Grab onto the line that He has cast you and pull yourself up and over.  Hashem’s embrace is the most eternal love of all. 

~

Hevel.  Vanity of vanities.  This is a “schedule 6” remedy for the soul.  Shlomo Hamelech speaks with accuracy what we would rather not admit to be the state of our human psyches without Torah.  It jump-starts us to contemplate the true nature of our lives and our strivings.  When we find the kav, the line, the ray of Light coming from the outside of the circle penetrating inside, we step into the reality that only what is above the sun is real, only the Sukka is real, only Hashem’s love is real.  And that, indeed, makes us very, very happy.  Our sages couldn’t have chosen a better time to read the book of Koheles.  It is hard to understand this with our minds only.  But to our soul, it makes perfect sense.[6] [7]

~  ~  ~

For more on the lower and higher natures of femininity and how to tap into your own feminine qualities in these extra-special times in which we are living, join the Chava course – Rise! into your Higher Feminine, HERE

For the full Sarah course, Rise! into your Feminine through Relationships, join me HERE. WATCH the free highlights HERE!  (8 min)

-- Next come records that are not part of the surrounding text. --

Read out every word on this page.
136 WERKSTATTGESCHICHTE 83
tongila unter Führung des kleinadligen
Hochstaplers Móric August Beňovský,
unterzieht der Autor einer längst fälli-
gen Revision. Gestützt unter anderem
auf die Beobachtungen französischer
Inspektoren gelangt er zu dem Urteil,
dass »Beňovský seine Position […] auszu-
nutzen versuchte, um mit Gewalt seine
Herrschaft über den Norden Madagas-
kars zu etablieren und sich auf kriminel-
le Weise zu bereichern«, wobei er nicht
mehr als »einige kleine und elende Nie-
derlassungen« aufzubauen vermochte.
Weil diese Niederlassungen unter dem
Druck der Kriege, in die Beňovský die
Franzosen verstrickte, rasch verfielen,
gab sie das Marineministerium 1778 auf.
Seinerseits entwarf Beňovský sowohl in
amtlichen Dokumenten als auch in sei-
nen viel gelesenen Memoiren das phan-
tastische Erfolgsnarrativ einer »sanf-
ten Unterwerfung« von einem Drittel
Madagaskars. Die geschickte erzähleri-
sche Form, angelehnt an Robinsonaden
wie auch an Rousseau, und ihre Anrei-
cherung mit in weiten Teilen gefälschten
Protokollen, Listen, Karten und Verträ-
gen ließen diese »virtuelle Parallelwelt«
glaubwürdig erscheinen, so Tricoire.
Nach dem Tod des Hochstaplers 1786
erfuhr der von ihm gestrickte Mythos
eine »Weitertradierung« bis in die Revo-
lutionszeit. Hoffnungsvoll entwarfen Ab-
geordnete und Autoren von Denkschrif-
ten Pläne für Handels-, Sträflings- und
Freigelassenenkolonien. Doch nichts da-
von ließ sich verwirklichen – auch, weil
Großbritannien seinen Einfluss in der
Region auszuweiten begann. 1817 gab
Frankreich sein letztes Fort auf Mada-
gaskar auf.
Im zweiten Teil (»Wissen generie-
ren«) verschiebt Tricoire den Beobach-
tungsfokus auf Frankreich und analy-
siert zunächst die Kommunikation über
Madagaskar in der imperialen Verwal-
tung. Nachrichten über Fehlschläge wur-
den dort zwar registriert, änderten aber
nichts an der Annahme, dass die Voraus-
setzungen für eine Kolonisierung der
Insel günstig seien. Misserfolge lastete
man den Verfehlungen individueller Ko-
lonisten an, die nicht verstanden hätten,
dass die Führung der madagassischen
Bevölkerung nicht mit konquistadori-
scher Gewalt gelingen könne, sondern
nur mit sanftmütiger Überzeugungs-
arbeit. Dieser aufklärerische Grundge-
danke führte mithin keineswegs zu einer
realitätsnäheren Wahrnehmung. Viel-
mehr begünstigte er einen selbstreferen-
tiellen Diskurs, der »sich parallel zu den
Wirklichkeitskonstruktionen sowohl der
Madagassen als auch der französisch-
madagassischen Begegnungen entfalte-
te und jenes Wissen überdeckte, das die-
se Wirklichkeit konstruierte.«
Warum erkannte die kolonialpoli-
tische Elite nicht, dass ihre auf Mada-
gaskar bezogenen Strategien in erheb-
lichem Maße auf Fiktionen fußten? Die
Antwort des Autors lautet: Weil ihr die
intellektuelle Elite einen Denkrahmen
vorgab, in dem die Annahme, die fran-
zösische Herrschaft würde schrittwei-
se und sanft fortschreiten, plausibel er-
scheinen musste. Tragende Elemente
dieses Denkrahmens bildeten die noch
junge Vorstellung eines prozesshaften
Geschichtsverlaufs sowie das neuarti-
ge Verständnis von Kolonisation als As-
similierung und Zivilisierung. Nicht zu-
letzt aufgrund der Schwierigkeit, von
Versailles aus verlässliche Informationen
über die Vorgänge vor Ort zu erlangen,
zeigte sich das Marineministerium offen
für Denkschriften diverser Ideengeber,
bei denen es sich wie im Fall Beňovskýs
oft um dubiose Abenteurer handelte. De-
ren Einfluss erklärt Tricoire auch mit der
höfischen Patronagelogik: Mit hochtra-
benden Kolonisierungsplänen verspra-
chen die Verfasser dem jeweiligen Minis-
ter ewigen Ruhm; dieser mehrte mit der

RIVKA – Rise! into your Feminine through the feminine art of Prayer coming Oct 21, LIVE. Enrol HERE.


Select bursaries available for special circumstances.

~ ~ ~

[1] The word “megillah” can mean both to reveal and to conceal, a concept that is key to developing the feminine midda of tzniut, defined as selective revealing. (I heard this phrase from Ruthie Halberstadt)

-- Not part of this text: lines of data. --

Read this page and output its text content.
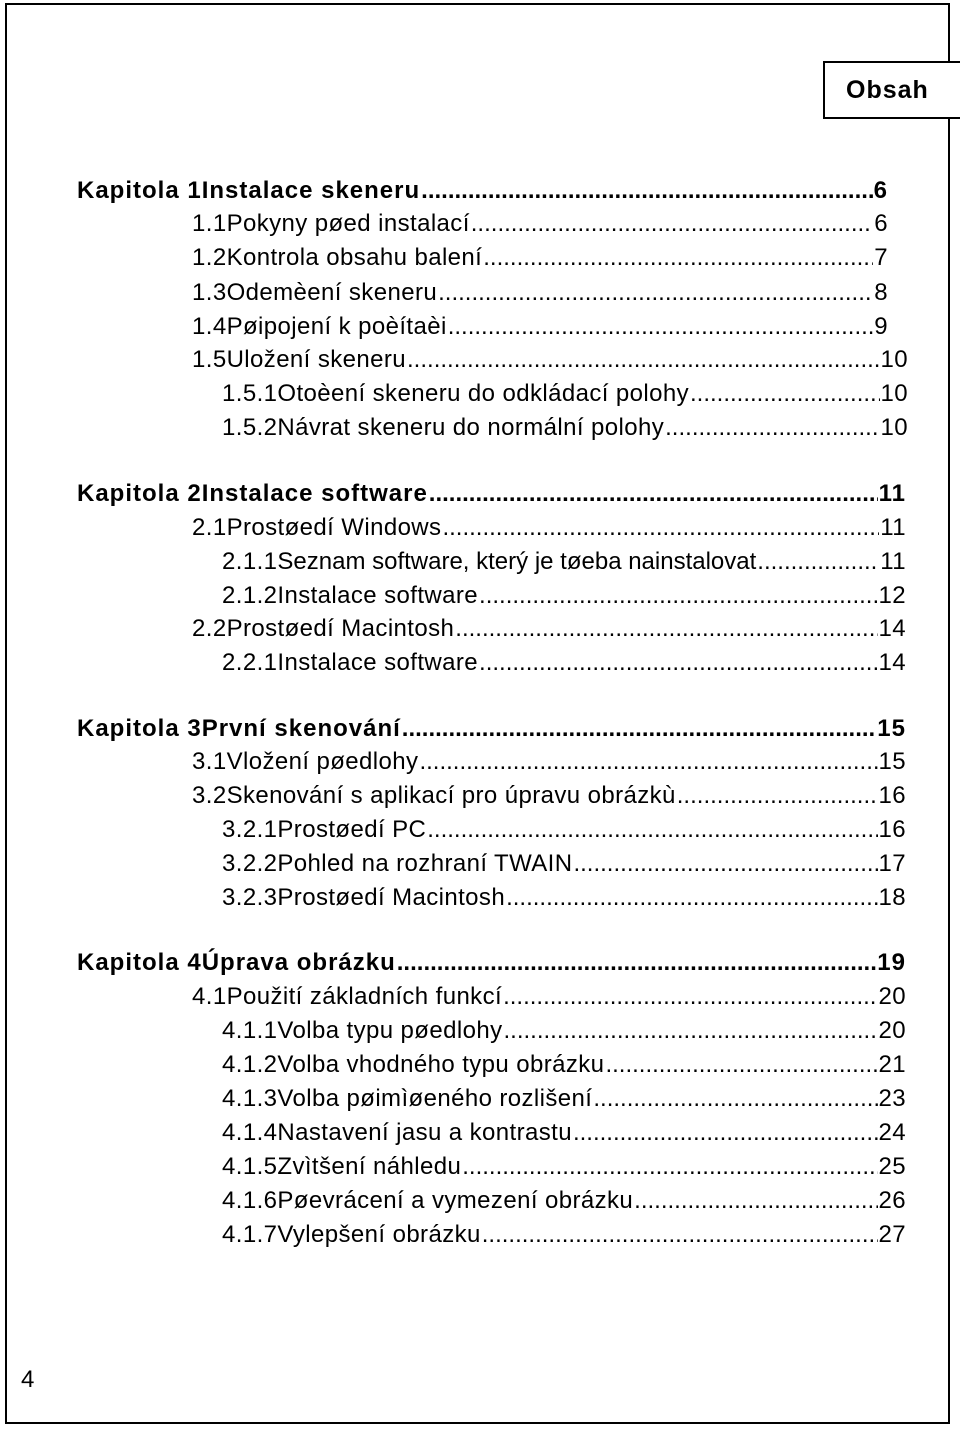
Obsah
Kapitola 1 Instalace skeneru .....	6
1.1 Pokyny pøed instalací .....	6
1.2 Kontrola obsahu balení .....	7
1.3 Odemèení skeneru .....	8
1.4 Pøipojení k poèítaèi .....	9
1.5 Uložení skeneru .....	10
1.5.1 Otoèení skeneru do odkládací polohy .....	10
1.5.2 Návrat skeneru do normální polohy .....	10
Kapitola 2 Instalace software .....	11
2.1 Prostøedí Windows .....	11
2.1.1 Seznam software, který je tøeba nainstalovat .....	11
2.1.2 Instalace software .....	12
2.2 Prostøedí Macintosh .....	14
2.2.1 Instalace software .....	14
Kapitola 3 První skenování .....	15
3.1 Vložení pøedlohy .....	15
3.2 Skenování s aplikací pro úpravu obrázkù .....	16
3.2.1 Prostøedí PC .....	16
3.2.2 Pohled na rozhraní TWAIN .....	17
3.2.3 Prostøedí Macintosh .....	18
Kapitola 4 Úprava obrázku .....	19
4.1 Použití základních funkcí .....	20
4.1.1 Volba typu pøedlohy .....	20
4.1.2 Volba vhodného typu obrázku .....	21
4.1.3 Volba pøimìøeného rozlišení .....	23
4.1.4 Nastavení jasu a kontrastu .....	24
4.1.5 Zvìtšení náhledu .....	25
4.1.6 Pøevrácení a vymezení obrázku .....	26
4.1.7 Vylepšení obrázku .....	27
4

[2] The verse that blatantly mentions womanhood is one that doesn’t put women in a good light at all!  “For I have found woman more bitter than death…”  For an explanation of the four levels of femininity, visit my school for the pre-messianic woman. Obviously, this bitter description of femininity is the dark and fallen manifestation of womanhood and not a reflection of femininity in its entirety.  

[3] the other word that is etymologically linked to the Hebrew word for nature is to drown!  As such is the trap of the physical world

[4] In fact, the Talmud describes how the very letters that make up the word סכה indicate the halachic requirements of what is considered a Kosher Sukka, i.e. how intact and completely surrounding the walls need to be, whether like the ס, the כ or the ה.    

[5] Also called אור מקיף – the surrounding Light

[6] The Ramban describes the word הבל as “vapor”, not vanity.  Just like vapor is fleeting but exists for a short period do our lives and everything physical.  The secret is to capitalize on the reality of the vapor and turn in into something eternal.  This can be likened to sparks that peter out within a few moments.  Were the sparks to light a barrel of hay, we certainly wouldn’t call the sparks “futile”, but its fleeting nature was combined with something much more lasting.  That is the combination of Torah with our physical lives.